Os peões partiram apressados.
– Deixa-me sossegado, homem! – A voz irritada de Lorde Caire ouviu-se na cama.
Temperance voltou-se para ver o criado afastando-se do seu senhor. Lorde Caire sentou-se na cama com a cabeça pendurada e o corpo apoiado curvando-se sobre os reposteiros bordados verdes e castanhos.
– Mas, milorde… – argumentou o pobre criado.
Temperance suspirou. Que cavalheiro exasperante era Lorde Caire!
Avançou para a cama com determinação.
– O vosso ferimento infetou, milorde. Devereis deixar que Small tome conta de vós.
Lorde Caire colocou a cabeça de lado e olhou-a pelo canto do olho como um animal selvagem.
– Deixarei que tomeis conta de mim, mas Small terá de sair do quarto. A não ser que aprecieis público.
– Não sejais nojento – disse ela com voz demasiado gentil enquanto lhe erguia o braço são para despir uma manga do casaco. Franziu a testa ao ver a mancha no ombro direito. – Receio que isto seja doloroso.
Lorde Caire tinha fechado os olhos, mas esboçou um sorriso enviesado.
– Qualquer toque me é doloroso.
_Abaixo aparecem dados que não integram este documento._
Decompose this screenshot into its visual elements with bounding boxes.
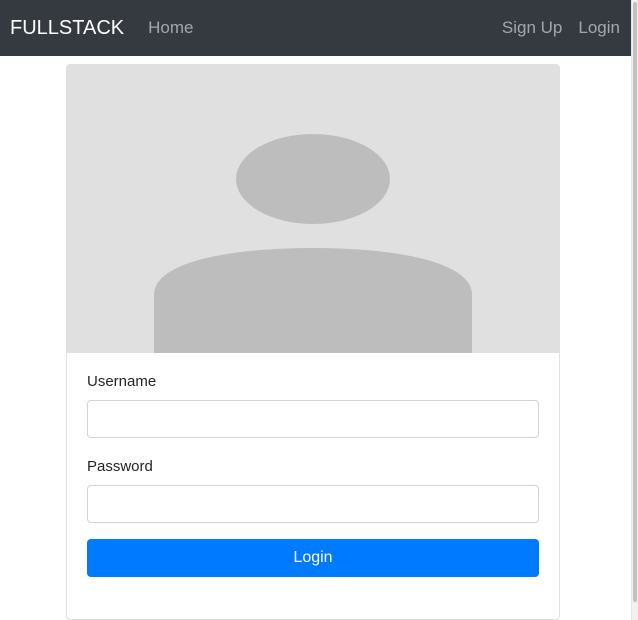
scrollbar-thumb[interactable] <box>633 2 637 602</box>
avatar-head-shape <box>236 134 390 224</box>
username-input[interactable] <box>87 400 539 438</box>
nav-signup-link[interactable]: Sign Up <box>502 18 562 38</box>
login-card: Username Password Login <box>66 64 560 620</box>
avatar-body-shape <box>154 248 472 353</box>
nav-login-link[interactable]: Login <box>578 18 620 38</box>
login-form: Username Password Login <box>67 353 559 577</box>
nav-right: Sign Up Login <box>502 18 622 38</box>
password-label: Password <box>87 458 153 475</box>
scrollbar[interactable] <box>631 0 638 620</box>
login-button[interactable]: Login <box>87 539 539 577</box>
brand-link[interactable]: FULLSTACK <box>10 17 124 40</box>
profile-image <box>67 65 559 353</box>
username-label: Username <box>87 373 157 390</box>
user-placeholder-icon <box>154 134 472 353</box>
password-input[interactable] <box>87 485 539 523</box>
nav-home-link[interactable]: Home <box>148 18 193 38</box>
navbar: FULLSTACK Home Sign Up Login <box>0 0 632 56</box>
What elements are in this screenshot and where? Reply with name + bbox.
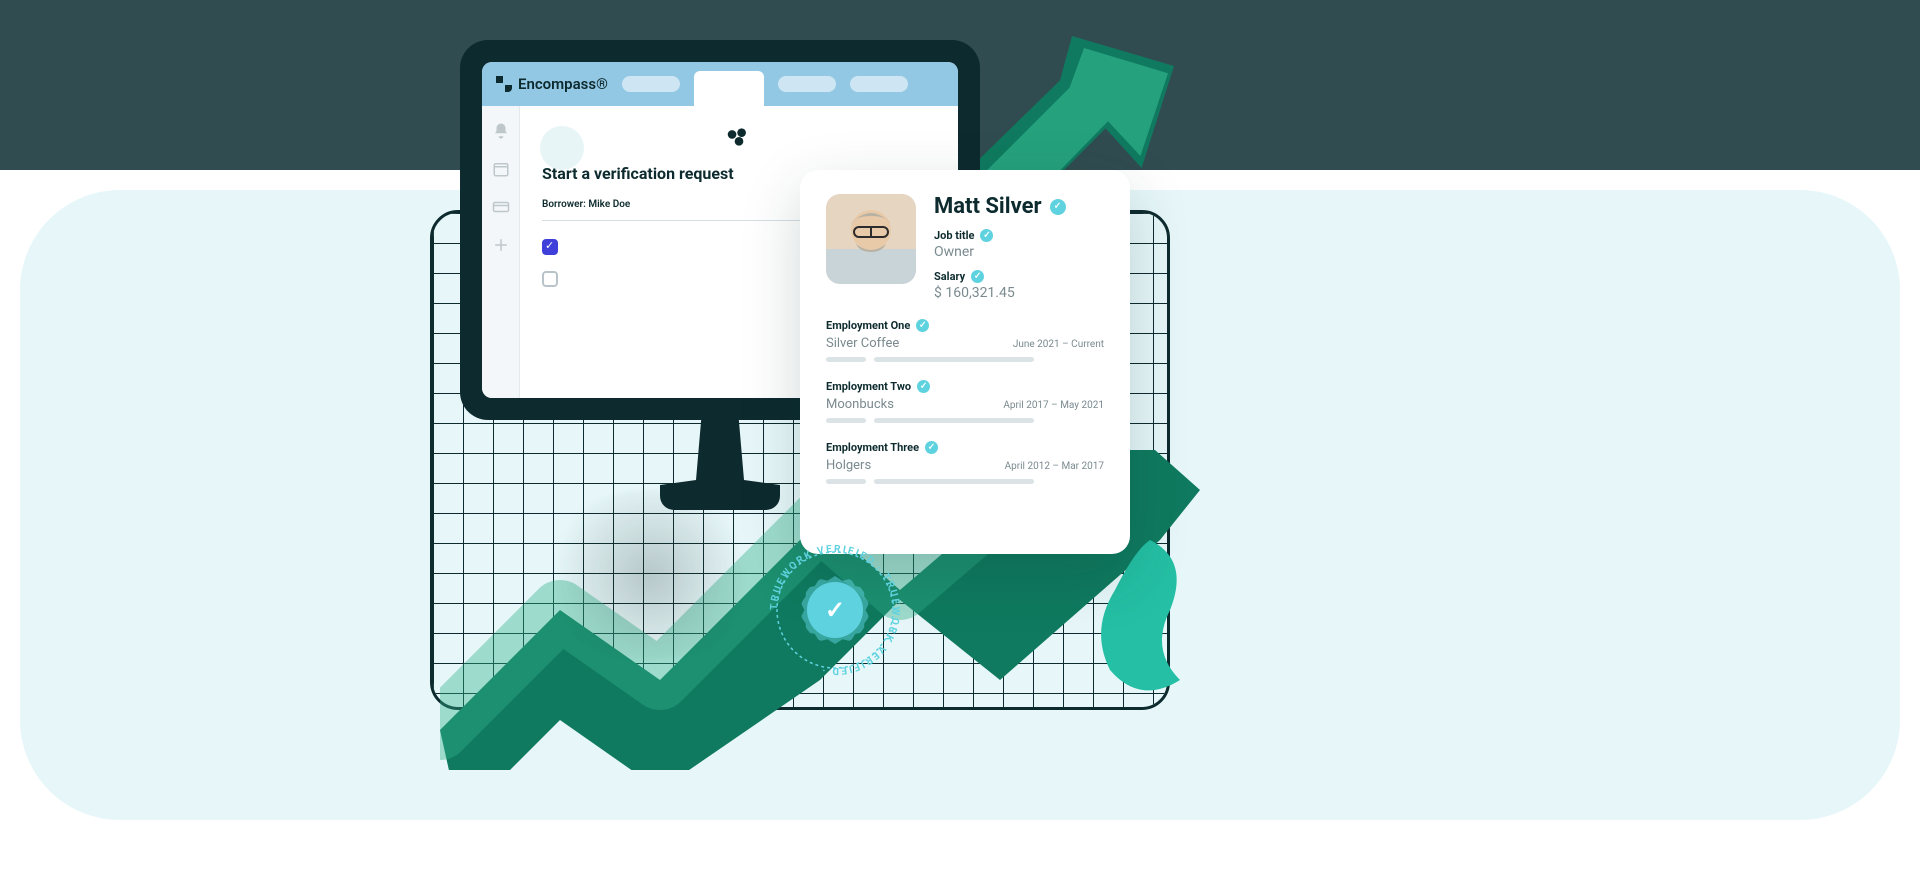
nav-tab[interactable] [622, 76, 680, 92]
employment-dates: April 2017 – May 2021 [1003, 400, 1104, 411]
employment-block: Employment Three Holgers April 2012 – Ma… [826, 441, 1104, 484]
salary-label: Salary [934, 270, 965, 283]
profile-info: Matt Silver Job title Owner Salary $ 160… [934, 194, 1066, 301]
job-title-label: Job title [934, 229, 974, 242]
placeholder-bars [826, 357, 1104, 362]
employment-company: Silver Coffee [826, 336, 899, 351]
checkbox-checked[interactable] [542, 239, 558, 255]
verified-seal-icon: ✓ [807, 582, 863, 638]
employment-company: Holgers [826, 458, 871, 473]
monitor-stand [660, 410, 780, 510]
borrower-label: Borrower: [542, 199, 586, 210]
salary-value: $ 160,321.45 [934, 285, 1066, 301]
brand: Encompass® [496, 75, 608, 93]
checkbox-unchecked[interactable] [542, 271, 558, 287]
verified-badge-icon [917, 380, 930, 393]
profile-name: Matt Silver [934, 194, 1042, 219]
borrower-name: Mike Doe [588, 199, 630, 210]
employment-label: Employment One [826, 319, 910, 332]
job-title-value: Owner [934, 244, 1066, 260]
card-icon[interactable] [492, 198, 510, 216]
nav-tab[interactable] [778, 76, 836, 92]
employment-dates: June 2021 – Current [1013, 339, 1104, 350]
truework-logo-icon [726, 124, 752, 150]
app-header: Encompass® [482, 62, 958, 106]
verified-stamp: TRUEWORK VERIFIED · TRUEWORK VERIFIED · … [760, 535, 910, 685]
plus-icon[interactable] [492, 236, 510, 254]
sidebar [482, 106, 520, 398]
placeholder-bars [826, 479, 1104, 484]
avatar [826, 194, 916, 284]
placeholder-bars [826, 418, 1104, 423]
brand-logo-icon [496, 76, 512, 92]
verified-badge-icon [1050, 199, 1066, 215]
employment-company: Moonbucks [826, 397, 894, 412]
bell-icon[interactable] [492, 122, 510, 140]
nav-tab-active[interactable] [694, 71, 764, 107]
decorative-blob [1090, 530, 1190, 700]
verified-badge-icon [916, 319, 929, 332]
employment-label: Employment Two [826, 380, 911, 393]
verified-badge-icon [971, 270, 984, 283]
nav-tab[interactable] [850, 76, 908, 92]
calendar-icon[interactable] [492, 160, 510, 178]
employment-dates: April 2012 – Mar 2017 [1005, 461, 1104, 472]
employment-label: Employment Three [826, 441, 919, 454]
employment-block: Employment One Silver Coffee June 2021 –… [826, 319, 1104, 362]
verified-badge-icon [925, 441, 938, 454]
profile-card: Matt Silver Job title Owner Salary $ 160… [800, 170, 1130, 554]
profile-header: Matt Silver Job title Owner Salary $ 160… [826, 194, 1104, 301]
brand-name: Encompass® [518, 75, 608, 93]
decorative-circle [540, 126, 584, 170]
employment-block: Employment Two Moonbucks April 2017 – Ma… [826, 380, 1104, 423]
verified-badge-icon [980, 229, 993, 242]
E, além disso, não duvido que a dor que me provocardes vos divertirá muitíssimo.
– Que coisa terrível para se dizer. – Temperance sentiu-se inegavelmente magoada. – A vossa dor não me provoca qualquer diversão.
Puxou cuidadosamente a manga do ombro, mas, apesar dos seus esforços, ouviu-o silvar.
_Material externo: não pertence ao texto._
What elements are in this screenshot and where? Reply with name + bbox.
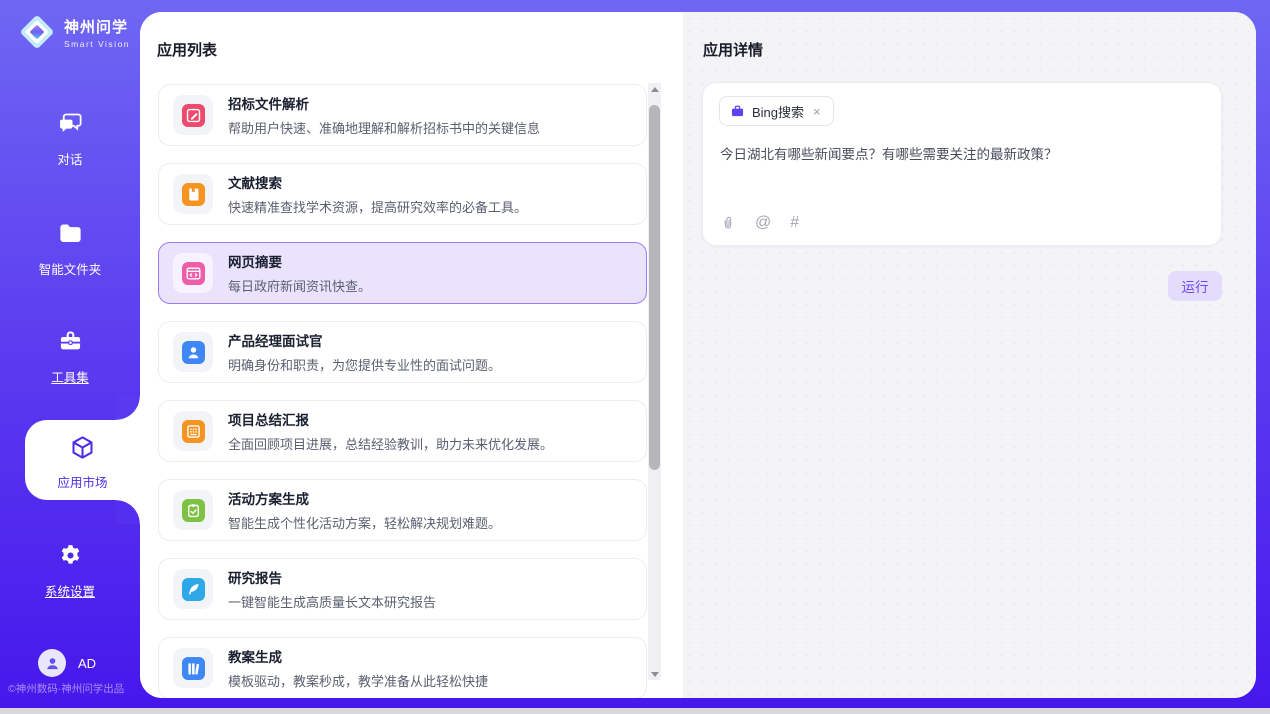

– Lamento – sussurrou enquanto Small desabotoava habilmente o colete de Lorde Caire. Caire pareceu ter esquecido que ordenara ao criado que saísse e Temperance sentiu-se aliviada. Despi-lo era suficientemente difícil com duas pessoas a fazê-lo.
– Não lamenteis – murmurou Lorde Caire. – A dor sempre foi minha amiga. Recorda-me que me aproximo demasiado do limite da razão.
Parecia delirante. Temperance franziu a testa enquanto lhe examinava o ombro. O ferimento vertia e os fluidos venenosos tinham-lhe colado a camisa ao corpo. O seu olhar procurou o do criado. Pela sua expressão ansiosa, era óbvio que também tinha percebido o problema.
Os peões regressaram com a água quente e os panos nesse momento, seguidos pelo mordomo baixo e atarracado.
– Pousem aí – instruiu Temperance, apontando a mesa junto à cama. – Chamaram o médico?
– Sim, senhora – respondeu o mordomo com voz sonora.
Small pigarreou e, quando Temperance o olhou, ouviu-o sussurrar.
– Será melhor não esperarmos o médico, senhora. É pouco fiável depois das sete da noite.
Temperance olhou um relógio elegante em ouro na mesa de cabeceira. Eram quase oito.
– Porque não?
– Bebe – disse Lorde Caire na cama com voz arrastada. – E as mãos tremem-lhe. Façam o que fizerem, não sei se deixaria o biltre aproximar-se de mim nesse estado.
– Não há outro médico que possamos chamar? – perguntou Temperance. Santo Deus! Lorde Caire era rico. Devia ter muita gente a zelar pela sua saúde.
– Perguntarei, senhora – disse o mordomo, partindo.
Temperance ergueu um dos panos limpos, ensopou-o na água quase a ferver e cobriu gentilmente o ombro de Lorde Caire.
Estremeceu como se lhe tivesse encostado um atiçador em brasa à pele nua.
– Sangue de Deus, minha senhora. Pretendeis assar-me a carne sobre os ossos?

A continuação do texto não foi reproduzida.